The review title may be a little bit much, as this game isn't perfect, and I'll address its flaws first: as it seems is par for the course in the Silent Hill series, the controls, particularly for fighting, are a mess. They're not the worst I've ever utilized, but they are extremely awkward. However, this actually works to the game's advantage, as it causes the player to develop an unreasonable fear of the actually not incredibly threatening enemies. The other flaw is the voice acting of the cast, with an exception for the actress who plays Angela, who I thought played her part very well.
Now, where this game truly shines is in atmosphere and mood. The atmosphere in this game is truly amazing, and extremely engrossing, even to the point that after several playthroughs, the game remains scary, and the plot remains just as depressing.
Some of the horror also is there in the symbolism of the game, and there is a lot of it there.
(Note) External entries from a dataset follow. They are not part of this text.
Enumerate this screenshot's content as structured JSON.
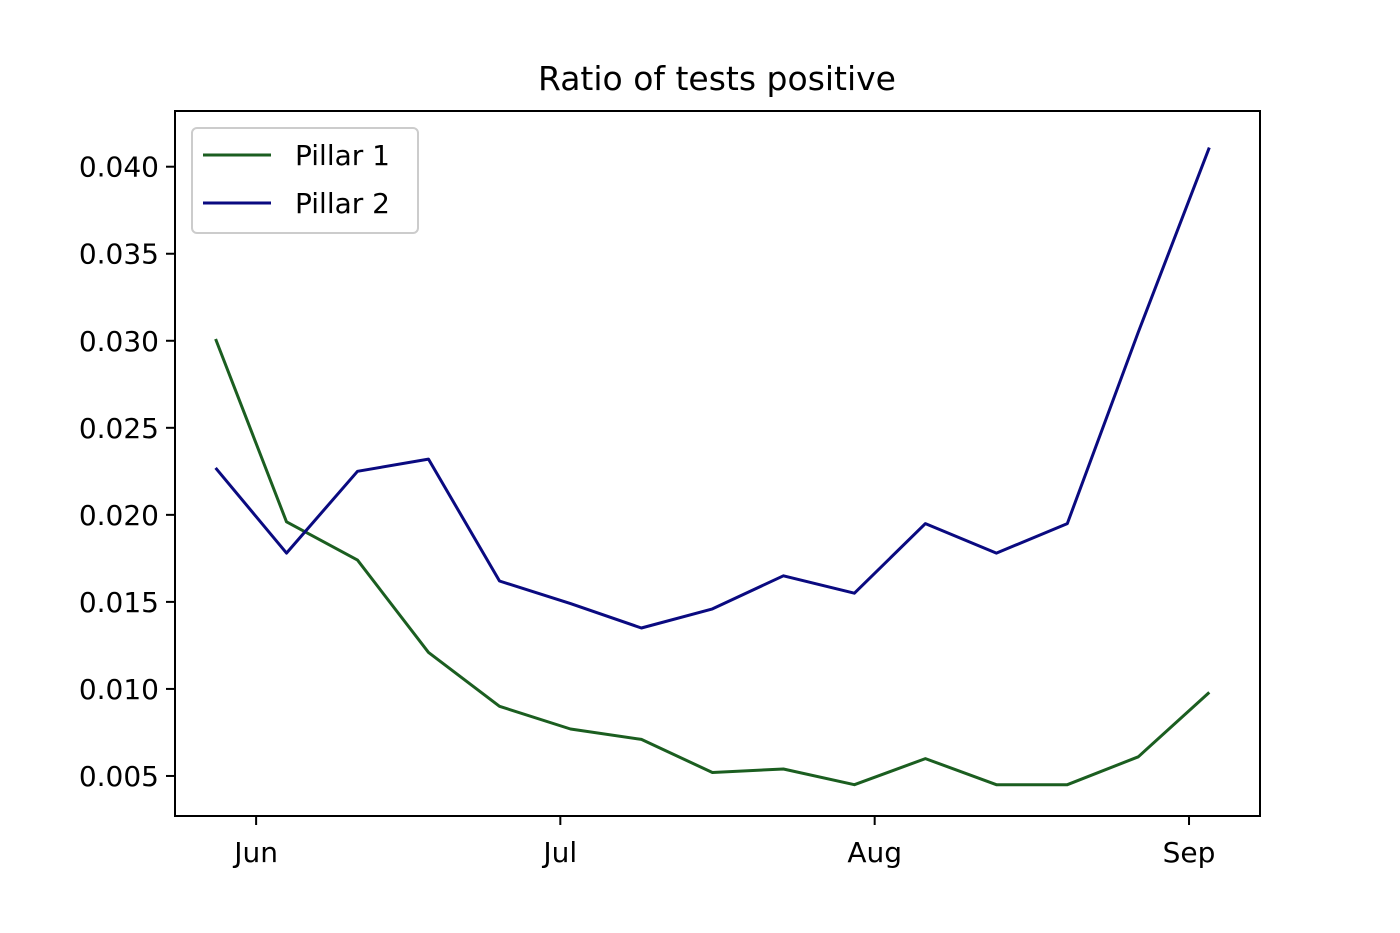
{
  "chart_data": {
    "type": "line",
    "title": "Ratio of tests positive",
    "xlabel": "",
    "ylabel": "",
    "x_axis_type": "date",
    "xlim": [
      "2020-05-24",
      "2020-09-08"
    ],
    "ylim": [
      0.0027,
      0.0432
    ],
    "x_ticks": [
      {
        "date": "2020-06-01",
        "label": "Jun"
      },
      {
        "date": "2020-07-01",
        "label": "Jul"
      },
      {
        "date": "2020-08-01",
        "label": "Aug"
      },
      {
        "date": "2020-09-01",
        "label": "Sep"
      }
    ],
    "y_ticks": [
      0.005,
      0.01,
      0.015,
      0.02,
      0.025,
      0.03,
      0.035,
      0.04
    ],
    "y_tick_labels": [
      "0.005",
      "0.010",
      "0.015",
      "0.020",
      "0.025",
      "0.030",
      "0.035",
      "0.040"
    ],
    "grid": false,
    "legend_position": "top-left",
    "x": [
      "2020-05-28",
      "2020-06-04",
      "2020-06-11",
      "2020-06-18",
      "2020-06-25",
      "2020-07-02",
      "2020-07-09",
      "2020-07-16",
      "2020-07-23",
      "2020-07-30",
      "2020-08-06",
      "2020-08-13",
      "2020-08-20",
      "2020-08-27",
      "2020-09-03"
    ],
    "series": [
      {
        "name": "Pillar 1",
        "color": "#1b5e20",
        "values": [
          0.0301,
          0.0196,
          0.0174,
          0.0121,
          0.009,
          0.0077,
          0.0071,
          0.0052,
          0.0054,
          0.0045,
          0.006,
          0.0045,
          0.0045,
          0.0061,
          0.0098
        ]
      },
      {
        "name": "Pillar 2",
        "color": "#0a0a80",
        "values": [
          0.0227,
          0.0178,
          0.0225,
          0.0232,
          0.0162,
          0.0149,
          0.0135,
          0.0146,
          0.0165,
          0.0155,
          0.0195,
          0.0178,
          0.0195,
          0.0305,
          0.0411
        ]
      }
    ]
  }
}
One of the most unsettling instances of symbolism is the infamous "descent" into the depths of the Silent Hill historical society, which simply should not work
. I won't spoil the plot too much, but there are a lot of instances such as these that really reveal that James is not the most reliable source of information
. There's also a quite disturbing little area where James walks through a graveyard in the bottom of a prison, only to find headstones with his, Angela's and Eddie's names on them
. There are lots of little things like this, and they are all quite unsettling.
The game doesn't have as much of the abject horror of the third game, but where it really shines, as mentioned, is the atmosphere, especially in the hotel stage.
The plot itself is very well done, both James' story, as well as the stories of both Angela and Eddie, and each character will garner a different amount of player sympathy. Also, surprisingly for a game so well known for horror, the plot has some very
depressing moments. Of particular note is Angela, whose story is one of the saddest in any video game.
Overall, a great, immersive, story that is just as likely to make you cry as it is to scream.